Las democracias, bajo presión, cada vez más países derivan hacia sistemas de gobierno autoritarios y las democracias quedan a la defensiva, según el nuevo Índice de Transformación de la Fundación Bertelsmann (BTI). Actualmente, el 56 % de los 137 Estados analizados son gobernados de forma autocrática.
En total, 77 países del estudio están gobernados de forma autocrática, casi dos tercios de ellos se consideran autocracias duras. Esto implica que los derechos fundamentales se vulneran por completo, constatan los autores del informe de Bertelsmann. Se trata de un máximo histórico desde el inicio de las mediciones en 2006.
"El BTI muestra de nuevo hasta qué punto las instituciones democráticas de todo el mundo están bajo presión, y al mismo tiempo vemos en muchos lugares una resistencia notablemente viva frente a su desmantelamiento", afirma Daniela Schwarzer, integrante del patronato de la Fundación Bertelsmann. "En esta capacidad de movilización, que parte sobre todo de una sociedad civil activa, reside un potencial clave para la renovación democrática."
Pero el informe advierte de que también en numerosas democracias se imponen tendencias autocráticas. "Muchos gobiernos elegidos en las urnas han vaciado de contenido las instituciones democráticas fundamentales con el objetivo de mantenerse en el poder. Este abuso de poder allana el camino hacia la autocracia", señala la experta en democracia y autora del estudio Sabine Donner.
Sin embargo, el panorama también refleja algunos avances positivos. En Brasil y Polonia, por ejemplo, se ha producido un giro democrático, aunque su éxito a largo plazo en sociedades polarizadas dista de estar garantizado. Estos casos prueban una creciente capacidad de aprendizaje democrático para proteger las instituciones y aprovechar las ventanas de reforma.
Polonia, pionera en resiliencia democrática
Tras años de retrocesos democráticos, el actual Gobierno encabezado por Donald Tusk ha iniciado un cambio de rumbo, ha puesto en marcha reformas para reforzar el Estado de derecho, despolitizar las instituciones públicas y combatir la corrupción.

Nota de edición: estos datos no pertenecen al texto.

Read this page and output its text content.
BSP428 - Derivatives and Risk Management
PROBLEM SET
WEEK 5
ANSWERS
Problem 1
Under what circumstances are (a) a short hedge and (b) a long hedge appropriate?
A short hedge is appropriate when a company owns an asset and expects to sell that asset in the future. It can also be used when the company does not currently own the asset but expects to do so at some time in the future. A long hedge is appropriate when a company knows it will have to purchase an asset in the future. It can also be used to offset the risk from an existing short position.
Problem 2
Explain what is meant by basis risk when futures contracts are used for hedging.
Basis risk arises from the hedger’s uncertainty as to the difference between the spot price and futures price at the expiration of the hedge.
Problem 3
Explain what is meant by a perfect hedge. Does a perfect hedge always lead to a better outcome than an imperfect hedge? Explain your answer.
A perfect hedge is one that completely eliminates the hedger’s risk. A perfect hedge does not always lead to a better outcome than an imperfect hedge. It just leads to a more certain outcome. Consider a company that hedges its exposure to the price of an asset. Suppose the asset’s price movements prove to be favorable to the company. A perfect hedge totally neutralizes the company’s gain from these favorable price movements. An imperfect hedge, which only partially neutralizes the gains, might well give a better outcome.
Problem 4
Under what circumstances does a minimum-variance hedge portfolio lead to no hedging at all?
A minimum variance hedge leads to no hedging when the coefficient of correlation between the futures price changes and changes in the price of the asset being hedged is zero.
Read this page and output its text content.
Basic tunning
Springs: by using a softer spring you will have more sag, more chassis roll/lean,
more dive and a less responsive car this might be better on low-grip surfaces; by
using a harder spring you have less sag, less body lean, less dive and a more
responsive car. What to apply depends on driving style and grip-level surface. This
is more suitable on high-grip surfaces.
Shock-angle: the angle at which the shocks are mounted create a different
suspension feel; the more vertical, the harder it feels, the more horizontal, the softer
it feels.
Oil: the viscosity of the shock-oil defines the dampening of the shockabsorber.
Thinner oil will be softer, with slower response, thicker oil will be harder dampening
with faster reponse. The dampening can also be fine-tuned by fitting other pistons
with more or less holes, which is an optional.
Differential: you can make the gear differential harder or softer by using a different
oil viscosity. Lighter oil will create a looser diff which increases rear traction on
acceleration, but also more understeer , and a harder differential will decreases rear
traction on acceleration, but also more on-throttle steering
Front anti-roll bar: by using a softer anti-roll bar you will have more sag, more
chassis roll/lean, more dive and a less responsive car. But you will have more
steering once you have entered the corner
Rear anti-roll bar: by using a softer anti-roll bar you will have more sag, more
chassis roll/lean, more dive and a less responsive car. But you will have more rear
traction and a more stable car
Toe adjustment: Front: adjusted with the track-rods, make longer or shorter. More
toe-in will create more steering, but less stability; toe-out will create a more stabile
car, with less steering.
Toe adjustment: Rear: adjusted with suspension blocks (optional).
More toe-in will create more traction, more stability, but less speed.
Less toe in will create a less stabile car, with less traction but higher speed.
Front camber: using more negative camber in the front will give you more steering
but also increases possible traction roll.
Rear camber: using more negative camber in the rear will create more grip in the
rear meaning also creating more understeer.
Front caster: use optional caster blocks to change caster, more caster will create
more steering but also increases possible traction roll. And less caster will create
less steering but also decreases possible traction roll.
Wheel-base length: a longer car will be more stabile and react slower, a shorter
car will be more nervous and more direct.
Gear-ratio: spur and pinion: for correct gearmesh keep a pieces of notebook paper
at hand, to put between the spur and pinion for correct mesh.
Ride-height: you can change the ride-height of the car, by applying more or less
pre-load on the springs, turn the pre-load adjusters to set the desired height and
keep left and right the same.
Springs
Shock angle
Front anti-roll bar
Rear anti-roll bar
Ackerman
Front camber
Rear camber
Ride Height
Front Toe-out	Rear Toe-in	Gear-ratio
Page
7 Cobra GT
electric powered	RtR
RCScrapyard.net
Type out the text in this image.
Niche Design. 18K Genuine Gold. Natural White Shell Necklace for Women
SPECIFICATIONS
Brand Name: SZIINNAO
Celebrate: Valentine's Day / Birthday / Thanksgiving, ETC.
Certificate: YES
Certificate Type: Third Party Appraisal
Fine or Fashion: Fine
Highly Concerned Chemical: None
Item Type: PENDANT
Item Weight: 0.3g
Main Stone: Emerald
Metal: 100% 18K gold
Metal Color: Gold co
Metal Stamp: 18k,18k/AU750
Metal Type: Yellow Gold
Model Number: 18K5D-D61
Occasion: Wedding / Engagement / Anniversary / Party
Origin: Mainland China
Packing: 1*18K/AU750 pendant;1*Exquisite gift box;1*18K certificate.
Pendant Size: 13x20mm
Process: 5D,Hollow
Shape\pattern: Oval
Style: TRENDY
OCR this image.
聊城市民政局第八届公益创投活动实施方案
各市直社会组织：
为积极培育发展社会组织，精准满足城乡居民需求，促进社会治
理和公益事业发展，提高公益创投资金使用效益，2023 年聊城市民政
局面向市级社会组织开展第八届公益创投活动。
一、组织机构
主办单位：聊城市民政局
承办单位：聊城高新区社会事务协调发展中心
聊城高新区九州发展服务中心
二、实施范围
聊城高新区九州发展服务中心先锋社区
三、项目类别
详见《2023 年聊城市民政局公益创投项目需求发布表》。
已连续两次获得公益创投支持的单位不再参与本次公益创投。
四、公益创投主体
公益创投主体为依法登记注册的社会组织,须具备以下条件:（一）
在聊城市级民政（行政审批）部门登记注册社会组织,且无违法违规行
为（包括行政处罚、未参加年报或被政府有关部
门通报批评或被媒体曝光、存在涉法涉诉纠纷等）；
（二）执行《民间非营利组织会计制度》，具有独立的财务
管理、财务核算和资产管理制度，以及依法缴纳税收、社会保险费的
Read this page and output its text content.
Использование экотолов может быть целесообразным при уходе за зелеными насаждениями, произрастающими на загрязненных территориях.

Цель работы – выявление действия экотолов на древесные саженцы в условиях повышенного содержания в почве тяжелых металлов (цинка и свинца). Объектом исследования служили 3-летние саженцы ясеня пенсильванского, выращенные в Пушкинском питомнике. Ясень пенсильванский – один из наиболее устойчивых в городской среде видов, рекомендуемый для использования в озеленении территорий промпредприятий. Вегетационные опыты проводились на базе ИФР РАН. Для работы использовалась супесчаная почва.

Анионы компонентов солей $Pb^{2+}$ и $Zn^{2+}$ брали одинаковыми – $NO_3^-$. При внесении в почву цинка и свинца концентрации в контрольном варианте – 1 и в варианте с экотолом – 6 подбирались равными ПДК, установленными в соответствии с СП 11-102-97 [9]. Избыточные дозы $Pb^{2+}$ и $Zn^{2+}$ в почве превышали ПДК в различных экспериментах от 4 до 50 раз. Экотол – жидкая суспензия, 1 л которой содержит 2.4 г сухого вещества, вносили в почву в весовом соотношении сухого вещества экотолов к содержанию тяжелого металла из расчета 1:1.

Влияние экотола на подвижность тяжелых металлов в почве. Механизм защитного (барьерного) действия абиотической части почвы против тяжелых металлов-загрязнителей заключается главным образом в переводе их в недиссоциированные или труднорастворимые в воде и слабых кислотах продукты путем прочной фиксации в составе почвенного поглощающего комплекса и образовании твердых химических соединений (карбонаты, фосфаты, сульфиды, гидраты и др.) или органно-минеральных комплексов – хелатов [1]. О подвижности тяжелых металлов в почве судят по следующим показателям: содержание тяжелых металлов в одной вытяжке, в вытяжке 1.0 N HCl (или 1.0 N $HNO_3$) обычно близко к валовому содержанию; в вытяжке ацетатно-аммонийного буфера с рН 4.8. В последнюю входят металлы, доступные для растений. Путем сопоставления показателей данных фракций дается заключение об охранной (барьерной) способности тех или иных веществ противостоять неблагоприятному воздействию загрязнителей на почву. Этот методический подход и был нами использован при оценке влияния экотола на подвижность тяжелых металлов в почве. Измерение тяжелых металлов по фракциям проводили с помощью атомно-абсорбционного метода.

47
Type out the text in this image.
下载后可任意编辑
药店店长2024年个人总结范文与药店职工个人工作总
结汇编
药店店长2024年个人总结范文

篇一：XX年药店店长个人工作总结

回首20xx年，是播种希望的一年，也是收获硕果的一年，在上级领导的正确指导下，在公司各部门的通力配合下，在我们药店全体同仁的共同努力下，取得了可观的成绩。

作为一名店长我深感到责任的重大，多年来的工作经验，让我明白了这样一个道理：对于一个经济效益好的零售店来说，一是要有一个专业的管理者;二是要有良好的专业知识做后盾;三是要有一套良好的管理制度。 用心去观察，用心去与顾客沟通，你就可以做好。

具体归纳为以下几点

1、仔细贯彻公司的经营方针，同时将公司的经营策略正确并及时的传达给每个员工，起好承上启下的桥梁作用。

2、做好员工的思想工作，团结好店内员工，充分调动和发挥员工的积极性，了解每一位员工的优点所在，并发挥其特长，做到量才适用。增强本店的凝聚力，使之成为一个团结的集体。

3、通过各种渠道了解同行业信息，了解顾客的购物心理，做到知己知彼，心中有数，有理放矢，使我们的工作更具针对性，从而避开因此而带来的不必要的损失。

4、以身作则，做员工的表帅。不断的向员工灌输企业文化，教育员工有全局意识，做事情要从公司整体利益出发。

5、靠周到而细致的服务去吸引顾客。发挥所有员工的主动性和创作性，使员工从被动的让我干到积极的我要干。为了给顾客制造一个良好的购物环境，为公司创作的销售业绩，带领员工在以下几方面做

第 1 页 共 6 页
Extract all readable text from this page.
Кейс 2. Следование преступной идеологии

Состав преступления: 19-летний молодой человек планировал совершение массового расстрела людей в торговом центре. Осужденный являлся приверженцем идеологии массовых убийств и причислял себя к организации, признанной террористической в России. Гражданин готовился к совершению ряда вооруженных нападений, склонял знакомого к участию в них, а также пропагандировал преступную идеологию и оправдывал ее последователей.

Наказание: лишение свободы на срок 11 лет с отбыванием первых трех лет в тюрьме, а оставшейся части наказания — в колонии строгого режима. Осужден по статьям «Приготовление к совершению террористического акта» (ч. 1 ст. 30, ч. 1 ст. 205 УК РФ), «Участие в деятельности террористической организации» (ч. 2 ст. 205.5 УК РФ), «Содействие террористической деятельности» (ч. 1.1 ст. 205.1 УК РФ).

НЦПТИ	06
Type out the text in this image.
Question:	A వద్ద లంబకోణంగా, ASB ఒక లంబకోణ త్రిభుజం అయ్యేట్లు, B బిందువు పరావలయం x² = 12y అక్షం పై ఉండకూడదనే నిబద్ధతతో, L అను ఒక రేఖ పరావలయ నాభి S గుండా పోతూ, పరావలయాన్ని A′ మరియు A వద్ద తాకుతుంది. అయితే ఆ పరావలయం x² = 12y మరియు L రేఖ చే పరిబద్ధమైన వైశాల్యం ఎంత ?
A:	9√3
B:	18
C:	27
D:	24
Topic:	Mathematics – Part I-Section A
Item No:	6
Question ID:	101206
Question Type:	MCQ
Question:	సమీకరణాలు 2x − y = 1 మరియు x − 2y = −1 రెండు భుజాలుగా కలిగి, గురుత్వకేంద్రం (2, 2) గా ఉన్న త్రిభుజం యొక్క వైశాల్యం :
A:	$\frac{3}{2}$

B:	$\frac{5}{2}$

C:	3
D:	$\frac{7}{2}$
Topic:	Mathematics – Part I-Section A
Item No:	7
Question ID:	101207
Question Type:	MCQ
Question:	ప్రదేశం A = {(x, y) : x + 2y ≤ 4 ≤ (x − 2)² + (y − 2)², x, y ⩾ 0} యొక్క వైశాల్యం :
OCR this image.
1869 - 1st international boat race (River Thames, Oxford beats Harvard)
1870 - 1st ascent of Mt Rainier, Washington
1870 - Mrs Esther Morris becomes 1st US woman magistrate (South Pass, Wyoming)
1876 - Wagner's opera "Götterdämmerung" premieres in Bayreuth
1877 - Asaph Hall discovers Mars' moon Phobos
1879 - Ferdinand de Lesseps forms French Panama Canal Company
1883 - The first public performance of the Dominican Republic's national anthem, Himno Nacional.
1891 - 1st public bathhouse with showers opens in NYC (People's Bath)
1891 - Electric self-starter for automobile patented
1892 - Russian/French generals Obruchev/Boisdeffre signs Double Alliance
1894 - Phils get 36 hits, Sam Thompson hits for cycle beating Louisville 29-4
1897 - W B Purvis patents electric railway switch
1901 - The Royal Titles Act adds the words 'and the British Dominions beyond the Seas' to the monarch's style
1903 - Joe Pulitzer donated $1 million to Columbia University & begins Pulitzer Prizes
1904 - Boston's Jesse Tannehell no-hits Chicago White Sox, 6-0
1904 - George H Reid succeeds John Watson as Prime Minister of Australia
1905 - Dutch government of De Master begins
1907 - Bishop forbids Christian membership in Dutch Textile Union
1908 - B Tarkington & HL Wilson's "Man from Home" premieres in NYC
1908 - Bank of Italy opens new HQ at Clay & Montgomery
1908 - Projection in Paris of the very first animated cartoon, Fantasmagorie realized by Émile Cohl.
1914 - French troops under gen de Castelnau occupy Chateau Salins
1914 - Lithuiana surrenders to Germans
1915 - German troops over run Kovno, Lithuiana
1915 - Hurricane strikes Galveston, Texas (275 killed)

Polonia se convierte así en un ejemplo de lo que el informe describe como una contraofensiva poco frecuente, la resiliencia democrática.
Mientras muchos gobiernos debilitan deliberadamente las instituciones, en Varsovia se ha conseguido, al menos en parte, reforzar de nuevo precisamente esas estructuras. Según el BTI, no es en absoluto algo garantizado, ya que el desmantelamiento de los sistemas democráticos parte a menudo de los propios gobiernos elegidos.
"Con el objetivo prioritario de mantenerse en el poder, las élites políticas elegidas han seguido vaciando gradualmente las instituciones democráticas fundamentales", se lee en el informe "La represión se enfrenta a la resistencia" de Sabine Donner, Hauke Hartmann y Sebastian Plate.
El informe advierte, sin embargo, de que unas instituciones debilitadas solo pueden reconstruirse lentamente. Las reformas suelen verse frenadas por las redes que dejan los gobiernos anteriores, la polarización política y los bloqueos institucionales.
También el caso de Polonia lo ilustra, pese a los avances, la confianza en las instituciones estatales sigue siendo baja y el panorama político está fuertemente polarizado. El retorno a estándares democráticos sólidos es un proceso largo.
Alemania, al igual que otros 22 países de la OCDE considerados democracias estables, no forma parte del estudio del BTI. Sin embargo, las tendencias descritas no se limitan a otras regiones del mundo. El aumento de la polarización, la pérdida de confianza en las instituciones y la presión sobre los procedimientos democráticos son dinámicas que también ponen a prueba a las democracias consolidadas. El ejemplo de Polonia demuestra que el retroceso democrático no tiene por qué ser irreversible, pero también hasta qué punto estos procesos siguen siendo frágiles.